Chapter 7 Analysis of continuous outcomes
Effect size estimates quantify clinical relevance, confidence intervals indicate the (im)precision of the effect size estimates as population values, and \(P\)-values quantify statistical significance, i.e. the evidence against the null hypothesis. All three should be reported for each outcome of an RCT and the reported \(P\)-value should be compatible with the selected confidence interval. Binary outcomes are discussed in Chapter 8.

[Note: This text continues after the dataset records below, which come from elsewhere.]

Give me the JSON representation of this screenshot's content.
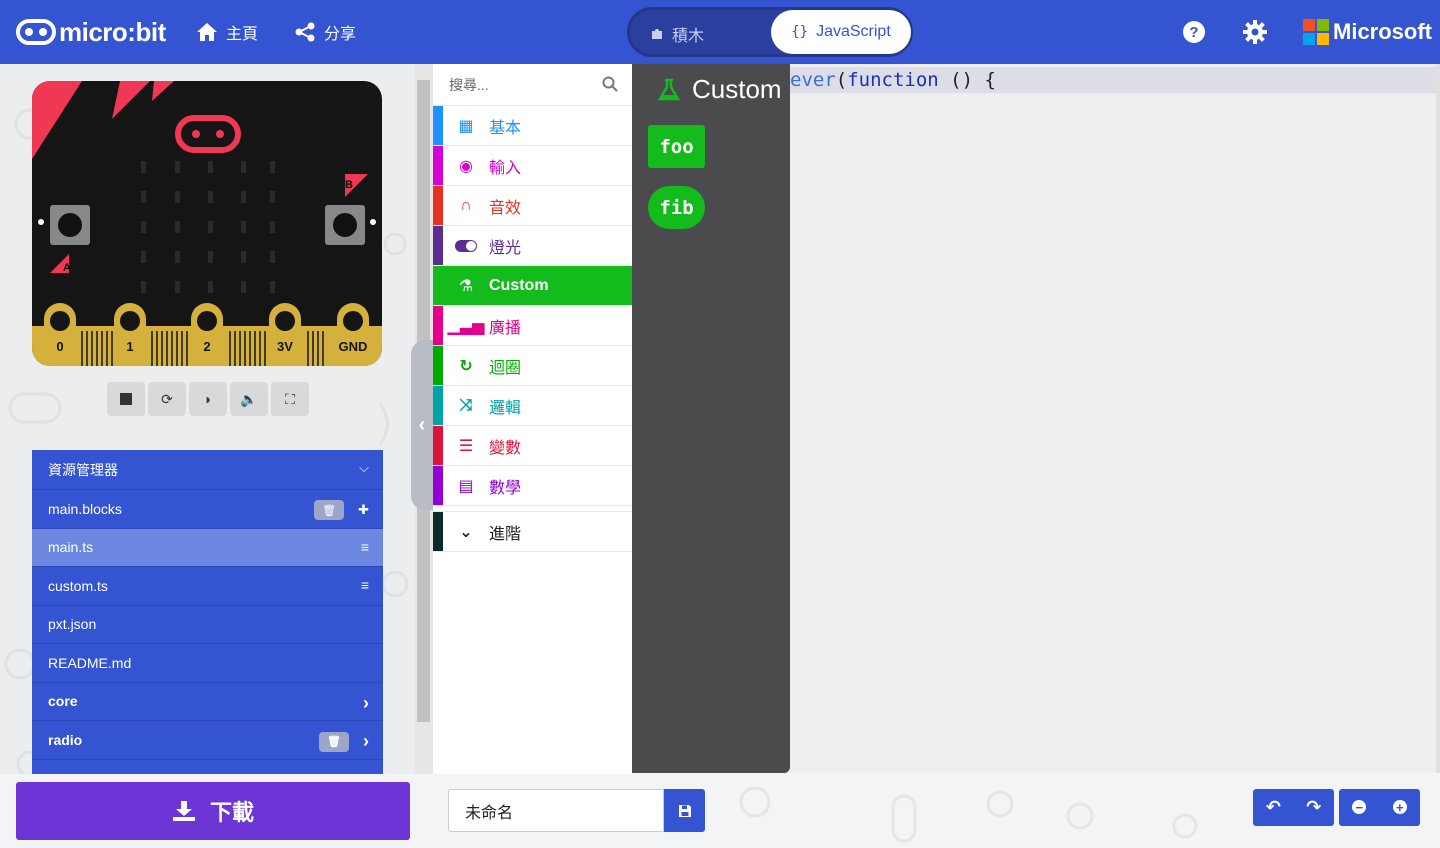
{
  "header": {
    "logo_text": "micro:bit",
    "home_label": "主頁",
    "share_label": "分享",
    "blocks_label": "積木",
    "js_label": "JavaScript",
    "ms_label": "Microsoft",
    "help_icon": "help-icon",
    "settings_icon": "gear-icon"
  },
  "simulator": {
    "pins": [
      "0",
      "1",
      "2",
      "3V",
      "GND"
    ],
    "button_a": "A",
    "button_b": "B",
    "controls": [
      "stop-icon",
      "restart-icon",
      "slowmo-icon",
      "sound-icon",
      "fullscreen-icon"
    ]
  },
  "explorer": {
    "title": "資源管理器",
    "files": [
      {
        "name": "main.blocks"
      },
      {
        "name": "main.ts"
      },
      {
        "name": "custom.ts"
      },
      {
        "name": "pxt.json"
      },
      {
        "name": "README.md"
      },
      {
        "name": "core"
      },
      {
        "name": "radio"
      }
    ]
  },
  "toolbox": {
    "search_placeholder": "搜尋...",
    "categories": [
      {
        "label": "基本",
        "color": "#1e90ff"
      },
      {
        "label": "輸入",
        "color": "#d400d4"
      },
      {
        "label": "音效",
        "color": "#e63022"
      },
      {
        "label": "燈光",
        "color": "#5c2d91"
      },
      {
        "label": "Custom",
        "color": "#13bb1d"
      },
      {
        "label": "廣播",
        "color": "#e3008c"
      },
      {
        "label": "迴圈",
        "color": "#00aa00"
      },
      {
        "label": "邏輯",
        "color": "#00a4a6"
      },
      {
        "label": "變數",
        "color": "#dc143c"
      },
      {
        "label": "數學",
        "color": "#9400d3"
      },
      {
        "label": "進階",
        "color": "#3c3c3c"
      }
    ]
  },
  "flyout": {
    "title": "Custom",
    "blocks": [
      "foo",
      "fib"
    ]
  },
  "editor": {
    "code_line_1_a": "ever",
    "code_line_1_b": "(",
    "code_line_1_c": "function",
    "code_line_1_d": " () {"
  },
  "bottom": {
    "download_label": "下載",
    "project_name": "未命名"
  }
}
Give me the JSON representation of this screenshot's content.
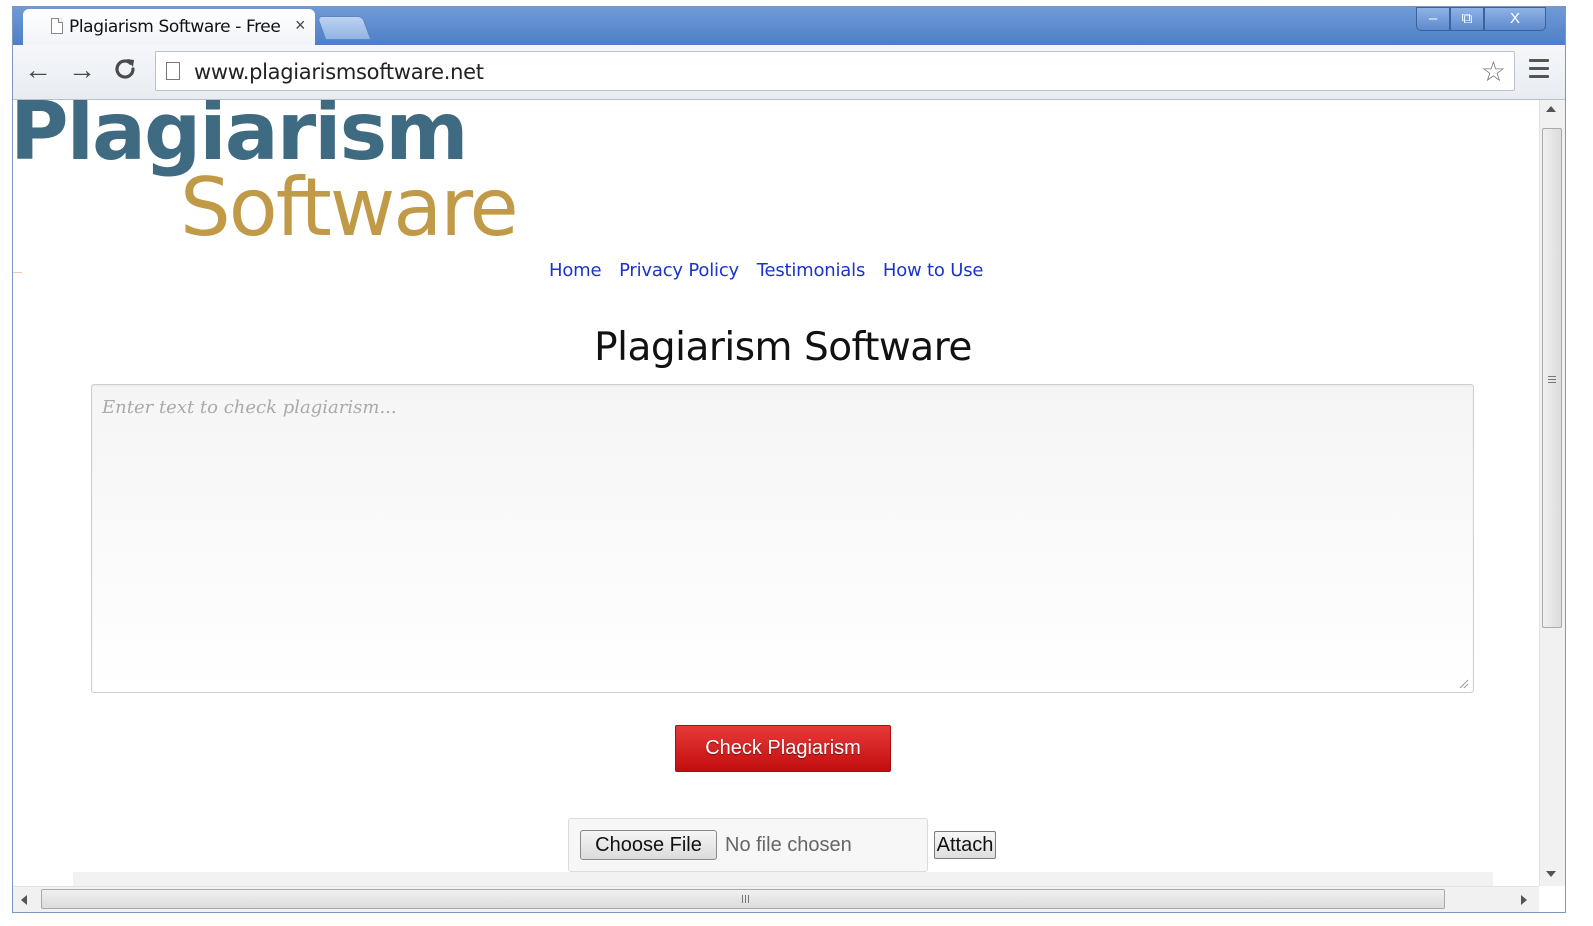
{
  "browser": {
    "tab_title": "Plagiarism Software - Free",
    "tab_close": "×",
    "url": "www.plagiarismsoftware.net",
    "window_minimize": "–",
    "window_restore": "⧉",
    "window_close": "X",
    "back": "←",
    "forward": "→",
    "reload": "C",
    "bookmark_star": "☆"
  },
  "logo": {
    "line1": "Plagiarism",
    "line2": "Software",
    "line1_color": "#3e6a82",
    "line2_color": "#c19a47"
  },
  "nav": {
    "items": [
      {
        "label": "Home"
      },
      {
        "label": "Privacy Policy"
      },
      {
        "label": "Testimonials"
      },
      {
        "label": "How to Use"
      }
    ],
    "link_color": "#1a34c9"
  },
  "main": {
    "heading": "Plagiarism Software",
    "textarea_placeholder": "Enter text to check plagiarism...",
    "check_button": "Check Plagiarism",
    "check_button_color": "#d21a1a",
    "choose_file": "Choose File",
    "no_file": "No file chosen",
    "attach": "Attach"
  },
  "icons": {
    "tab_page": "page-icon",
    "omnibox_page": "page-icon",
    "star": "star-icon",
    "menu": "hamburger-menu-icon"
  }
}
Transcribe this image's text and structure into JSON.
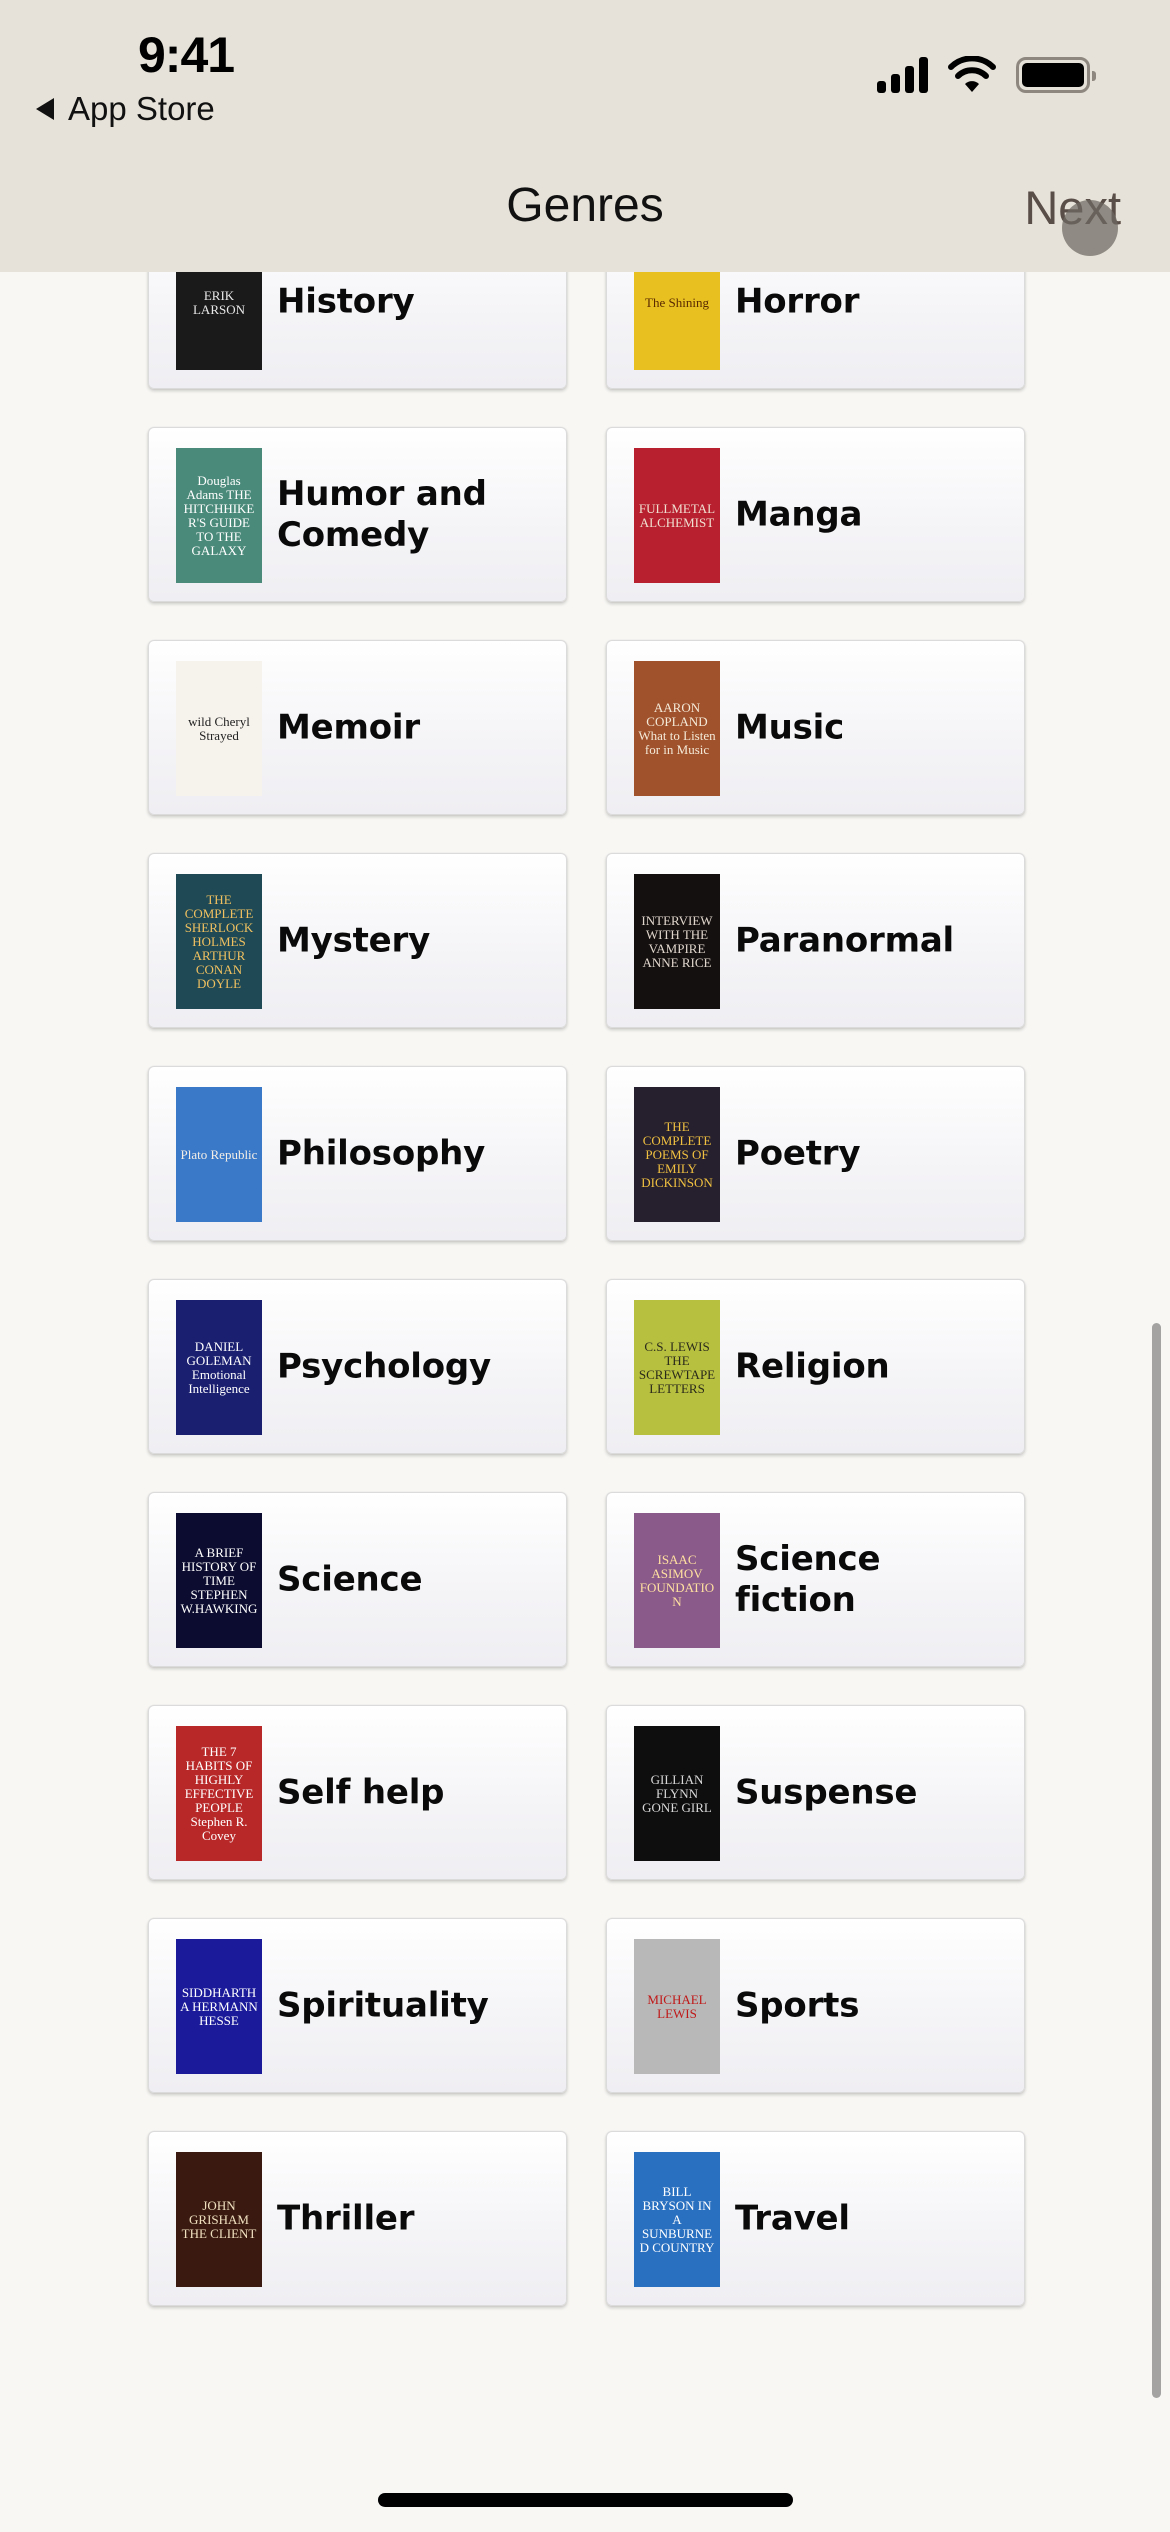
{
  "status_bar": {
    "time": "9:41",
    "back_app": "App Store",
    "icons": [
      "cellular-signal-icon",
      "wifi-icon",
      "battery-icon"
    ]
  },
  "nav": {
    "title": "Genres",
    "next_label": "Next"
  },
  "genres": [
    {
      "label": "History",
      "cover_text": "ERIK LARSON",
      "cover_bg": "#1a1a1a",
      "cover_fg": "#e8e8e8"
    },
    {
      "label": "Horror",
      "cover_text": "The Shining",
      "cover_bg": "#e8c020",
      "cover_fg": "#5a2a00"
    },
    {
      "label": "Humor and Comedy",
      "cover_text": "Douglas Adams THE HITCHHIKER'S GUIDE TO THE GALAXY",
      "cover_bg": "#4a8a7a",
      "cover_fg": "#ffffff"
    },
    {
      "label": "Manga",
      "cover_text": "FULLMETAL ALCHEMIST",
      "cover_bg": "#b82030",
      "cover_fg": "#f0e0d0"
    },
    {
      "label": "Memoir",
      "cover_text": "wild Cheryl Strayed",
      "cover_bg": "#f6f2ec",
      "cover_fg": "#222222"
    },
    {
      "label": "Music",
      "cover_text": "AARON COPLAND What to Listen for in Music",
      "cover_bg": "#a0522d",
      "cover_fg": "#f4ead8"
    },
    {
      "label": "Mystery",
      "cover_text": "THE COMPLETE SHERLOCK HOLMES ARTHUR CONAN DOYLE",
      "cover_bg": "#1f4a55",
      "cover_fg": "#f0c060"
    },
    {
      "label": "Paranormal",
      "cover_text": "INTERVIEW WITH THE VAMPIRE ANNE RICE",
      "cover_bg": "#141010",
      "cover_fg": "#e0d6cc"
    },
    {
      "label": "Philosophy",
      "cover_text": "Plato Republic",
      "cover_bg": "#3a78c8",
      "cover_fg": "#f4efe6"
    },
    {
      "label": "Poetry",
      "cover_text": "THE COMPLETE POEMS OF EMILY DICKINSON",
      "cover_bg": "#26202e",
      "cover_fg": "#f0c040"
    },
    {
      "label": "Psychology",
      "cover_text": "DANIEL GOLEMAN Emotional Intelligence",
      "cover_bg": "#1a1f70",
      "cover_fg": "#ffffff"
    },
    {
      "label": "Religion",
      "cover_text": "C.S. LEWIS THE SCREWTAPE LETTERS",
      "cover_bg": "#b8c040",
      "cover_fg": "#2a2a1a"
    },
    {
      "label": "Science",
      "cover_text": "A BRIEF HISTORY OF TIME STEPHEN W.HAWKING",
      "cover_bg": "#0c0c30",
      "cover_fg": "#ffffff"
    },
    {
      "label": "Science fiction",
      "cover_text": "ISAAC ASIMOV FOUNDATION",
      "cover_bg": "#8a5a8a",
      "cover_fg": "#ffe0a0"
    },
    {
      "label": "Self help",
      "cover_text": "THE 7 HABITS OF HIGHLY EFFECTIVE PEOPLE Stephen R. Covey",
      "cover_bg": "#b82828",
      "cover_fg": "#ffffff"
    },
    {
      "label": "Suspense",
      "cover_text": "GILLIAN FLYNN GONE GIRL",
      "cover_bg": "#0e0e0e",
      "cover_fg": "#d8d8d8"
    },
    {
      "label": "Spirituality",
      "cover_text": "SIDDHARTHA HERMANN HESSE",
      "cover_bg": "#1a1a9a",
      "cover_fg": "#ffffff"
    },
    {
      "label": "Sports",
      "cover_text": "MICHAEL LEWIS",
      "cover_bg": "#b8b8b8",
      "cover_fg": "#c01818"
    },
    {
      "label": "Thriller",
      "cover_text": "JOHN GRISHAM THE CLIENT",
      "cover_bg": "#3a1a10",
      "cover_fg": "#f0e0c0"
    },
    {
      "label": "Travel",
      "cover_text": "BILL BRYSON IN A SUNBURNED COUNTRY",
      "cover_bg": "#2a70c0",
      "cover_fg": "#ffffff"
    }
  ]
}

Example 7.1 The Didgeridoo study (Puhan et al. 2005) is a randomized controlled trial with simple randomization. Patients with moderate obstructive sleep apnoea syndrome have been randomized to 4 months of Didgeridoo practice (\(m = 14\)) or 4 months on the waiting list (\(n = 11\)). The primary endpoint is the Epworth scale (integers from 0-24). This scale is ordinal but for the analysis, it is considered continuous due to the large number of possible values. Measurements are taken at the start of the study (Baseline) and after four months (Follow-up). Figure 7.1 compares the follow-up measurements of the treatment and control groups for the primary endpoint.
## treatment
## Control Didgeridoo
## 11 14
Figure 7.1: Follow-up measurements of primary endpoint in the Didgeridoo Study.
7.1 Comparison of follow-up measurements
7.1.1 \(t\)-test
In order to compare the follow-up measurements between the two groups, a \(t\)-test can be performed.
Assumptions of \(t\)-test
In a \(t\)-test, data are assumed to be normally distributed, and the measurements in the two groups to be independent: with mean \(\mu_T\), variance \(\sigma^2_T\) and sample size \(m\) in the treatment group, and with mean \(\mu_C\), variance \(\sigma^2_C\) and sample size \(n\) in the control group. The quantity of interest is the mean difference \(\Delta = \mu_T - \mu_C\). The variances are assumed to be equal in the two groups, i.e. \(\sigma^2_T = \sigma^2_C = \sigma^2\).
The null hypothesis of a \(t\)-test is \[ H_0: \Delta = 0 . \] The estimate \(\widehat\Delta\) of \(\Delta\) is the difference in sample means. The \(t\)-test statistic is \[ T = \frac{\widehat\Delta}{\mathop{\mathrm{se}}(\widehat\Delta)}, \] with \[ \mathop{\mathrm{se}}(\widehat\Delta) = s \cdot \sqrt{\frac{1}{m} + \frac{1}{n}}, \] where \(s^2\) is the pooled estimate of the variance \(\sigma^2\): \[ s^2 = \frac{(m - 1)s^2_T + (n-1)s^2_C}{m + n - 2}. \] Here \(s^2_T\) and \(s^2_C\) are the sample variances in the two groups. Under the null hypothesis of no effect, the test statistic T follows a \(t\)-distribution with \(m + n - 2\) degrees of freedom (df). For large degrees of freedom, the \(t\)-distribution is close to a standard normal distribution, as illustrated in Figure 7.2.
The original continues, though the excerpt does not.